Der norwegische Skistar Aleksander Aamodt Kilde steht nach seinem schweren Sturz bei der Lauberhorn-Abfahrt im Januar 2024 kurz vor seinem Comeback in den Weltcup. Bei einem internationalen Pressetermin am Dienstag gab Kilde ein Update zu seinem Genesungsprozess, wie Skinews.ch berichtet.
"Ich habe natürlich weiter daran gearbeitet, dass es meiner Schulter besser geht, dass auch das Vertrauen in das Gelenk wieder gestärkt wird", erklärte der 33-Jährige.
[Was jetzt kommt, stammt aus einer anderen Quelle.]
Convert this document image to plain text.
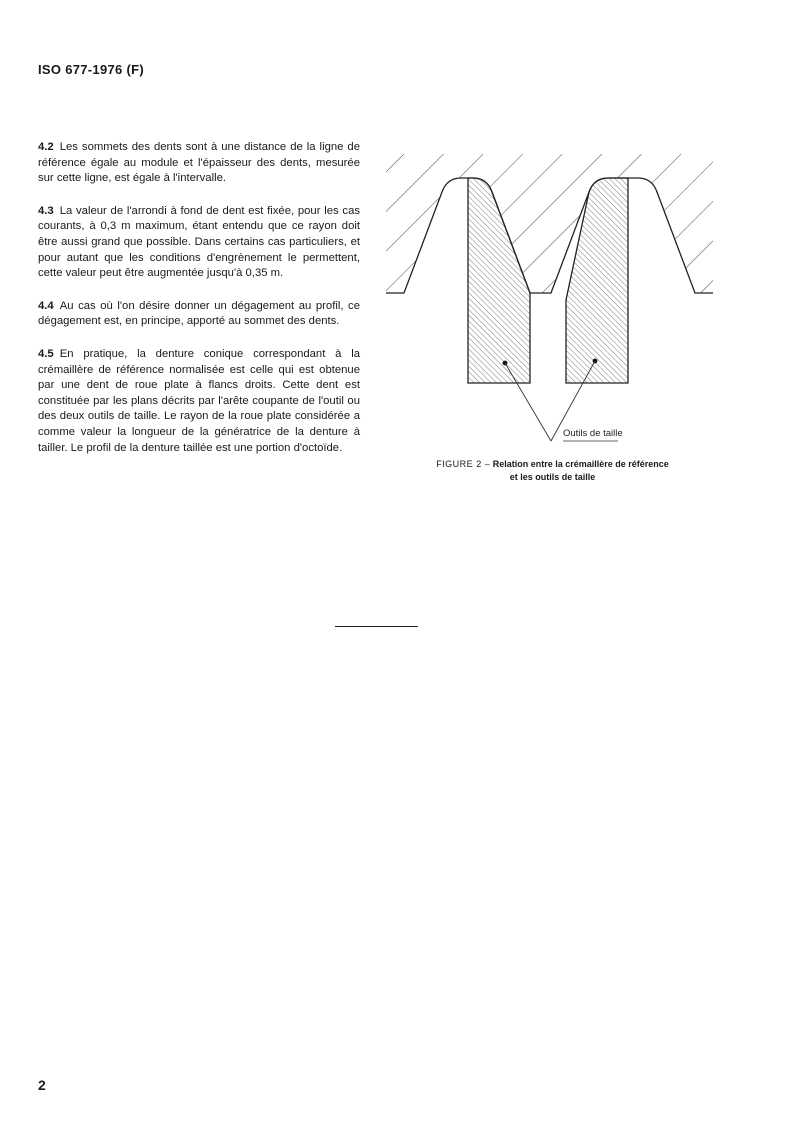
ISO 677-1976 (F)

4.2 Les sommets des dents sont à une distance de la ligne de référence égale au module et l'épaisseur des dents, mesurée sur cette ligne, est égale à l'intervalle.

4.3 La valeur de l'arrondi à fond de dent est fixée, pour les cas courants, à 0,3 m maximum, étant entendu que ce rayon doit être aussi grand que possible. Dans certains cas particuliers, et pour autant que les conditions d'engrènement le permettent, cette valeur peut être augmentée jusqu'à 0,35 m.

4.4 Au cas où l'on désire donner un dégagement au profil, ce dégagement est, en principe, apporté au sommet des dents.

4.5 En pratique, la denture conique correspondant à la crémaillère de référence normalisée est celle qui est obtenue par une dent de roue plate à flancs droits. Cette dent est constituée par les plans décrits par l'arête coupante de l'outil ou des deux outils de taille. Le rayon de la roue plate considérée a comme valeur la longueur de la génératrice de la denture à tailler. Le profil de la denture taillée est une portion d'octoïde.

Outils de taille
FIGURE 2 – Relation entre la crémaillère de référence
et les outils de taille
2
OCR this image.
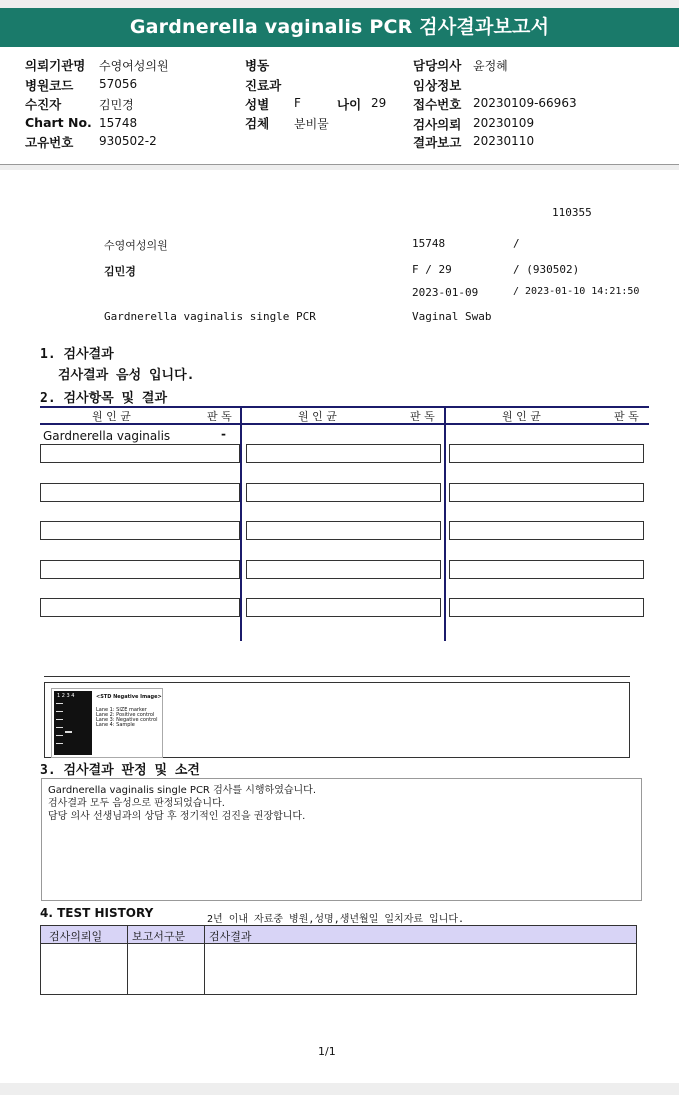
Gardnerella vaginalis PCR 검사결과보고서
의뢰기관명 수영여성의원
병원코드 57056
수진자	김민경
Chart No. 15748
고유번호 930502-2
병동
진료과
성별 F	나이 29
검체 분비물
담당의사 윤정혜
임상정보
접수번호 20230109-66963
검사의뢰 20230109
결과보고 20230110
110355
수영여성의원	15748	/
김민경	F / 29	/ (930502)
2023-01-09	/ 2023-01-10 14:21:50
Gardnerella vaginalis single PCR	Vaginal Swab
1. 검사결과
검사결과 음성 입니다.
2. 검사항목 및 결과
원 인 균	판 독	원 인 균	판 독	원 인 균	판 독
Gardnerella vaginalis	-
1 2 3 4	<STD Negative Image>
Lane 1: SIZE marker
Lane 2: Positive control
Lane 3: Negative control
Lane 4: Sample
3. 검사결과 판정 및 소견
Gardnerella vaginalis single PCR 검사를 시행하였습니다.
검사결과 모두 음성으로 판정되었습니다.
담당 의사 선생님과의 상담 후 정기적인 검진을 권장합니다.
4. TEST HISTORY	2년 이내 자료중 병원,성명,생년월일 일치자료 입니다.
검사의뢰일	보고서구분 검사결과
1/1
Die Schulterverletzung, die fünf Operationen erforderte und zu einer lebensbedrohlichen Infektion führte, stellt für Kilde nach wie vor die grösste Herausforderung dar.
Der Norweger sprach offen über die mentalen Schwierigkeiten während seiner Rehabilitation. "Manchmal kommt Flüssigkeit in die Schulter. Das ist ganz normal in der Reha, aber ich denke sofort: ist eine erneute Infektion?" Diese Ängste führen laut Kilde zu Panikattacken und schlaflosen Nächten.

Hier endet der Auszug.